City Manager Jay Chapa then suggested that the city hire consultants to study traffic and consider other ways to improve mobility in that area. The Council was supposed to vote in December on an agreement with two consultants but decided to postpone the vote.
“I still was interested in trying to figure out a path forward for the connector itself,” Zadeh said.
On Feb. 9, city staff held a meeting with NCTCOG and TxDOT to discuss partnering to fund the project. The group decided to wait until a new cost estimate is made before determining how much each party will fund.
Chapa said conversations with NCTCOG and TxDOT have “gone well.”
“We’re optimistic,” he said. “That’s why we’re recommending going forward.”

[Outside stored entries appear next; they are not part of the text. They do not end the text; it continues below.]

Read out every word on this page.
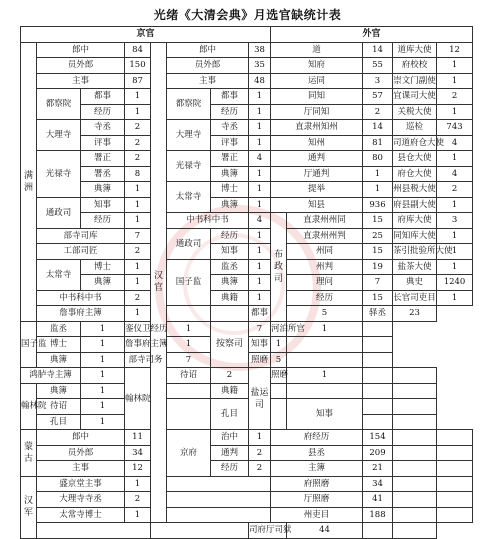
光绪《大清会典》月选官缺统计表
京官								外官				
满洲	郎中		84	汉官	郎中		38	道		14	道库大使	12
	员外郎		150		员外郎		35	知府		55	府校校	1
	主事		87		主事		48	运同		3	崇文门副使	1
	都察院	都事	1		都察院	都事	1	同知		57	宜课司大使	2
		经历	1			经历	1	厅同知		2	关税大使	1
	大理寺	寺丞	2		大理寺	寺丞	1	直隶州知州		14	巡检	743
		评事	2			评事	1	知州		81	司道府仓大使	4
	光禄寺	署正	2		光禄寺	署正	4	通判		80	县仓大使	1
		署丞	8			典簿	1	厅通判		1	府仓大使	4
		典簿	1		太常寺	博士	1	提举		1	州县税大使	2
	通政司	知事	1			典簿	1	知县		936	府县副大使	1
		经历	1		中书科中书		4	布政司	直隶州州同	15	府库大使	3
	部寺司库		7		通政司	经历	1		直隶州州判	25	同知库大使	1
	工部司匠		2			知事	1		州同	15	茶引批验所大使	1
	太常寺	博士	1		国子监	监丞	1		州判	19	盐茶大使	1
		典簿	1			典簿	1		理问	7	典史	1240
	中书科中书		2			典籍	1		经历	15	长官司吏目	1
	詹事府主簿		1				都事		5	驿丞	23	
国子监	监丞	1	銮仪卫经历		1	按察司	7	河泊所官	1			
	博士	1	詹事府主簿		1		知事	1				
	典簿	1	部寺司务		7		照磨	5				
鸿胪寺主簿		1	翰林院		待诏	2	盐运司	照磨	1			
翰林院	典簿	1				典籍						
	待诏	1				孔目			知事			
	孔目	1										
蒙古	郎中		11		京府	治中	1	府经历		154		
	员外郎		34			通判	2	县丞		209		
	主事		12			经历	2	主簿		21		
汉军	盛京堂主事		1					府照磨		34		
	大理寺寺丞		2					厅照磨		41		
	太常寺博士		1					州吏目		188		
							司府厅司狱		44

Trinity River Vision work continues underground
Water and sewer work for the $909.9 million Trinity River Vision project continues, as the city council approved two measures associated with the incoming bypass channel.
The city council authorized a $1.6 million contract with design consulting firm Kimley-Horn and Associates, which will design the relocation of water and sanitary sewer mains among other tasks.
In addition, the city council approved the purchase of about 1.8 acres of sanitary sewer easements, water easements and temporary construction easements. The purchase price is more than $211,000.
The city is relocating utilities in preparation for the U.S. Army Corps of Engineers’ building of the bypass channel, which will run underneath three bridges connecting to Panther Island. Those bridges, positioned along Henderson Street, White Settlement Road and North Main Street, are currently under construction.
Chapa said all bridges should be finished by 2018 or 2019. After that, dams will be built and construction of the channel itself will begin.
City partners with TxDOT to fund Chapel Creek bridge project
Funding is lined up for the expansion of the Chapel Creek Boulevard bridge over Interstate 30.
The city council passed a funding agreement with TxDOT to help fund the nearly $14 million project. TxDOT will be contributing $591,924, while the city is contributing about $4 million. The rest of the funding comes from the Federal Highway Administration.
The city plans to expand the bridge on Chapel Creek Boulevard from two lanes to four lanes and also add two left turn lanes and a U-turn lane. Construction is expected to begin in the fall and finish in Spring 2018.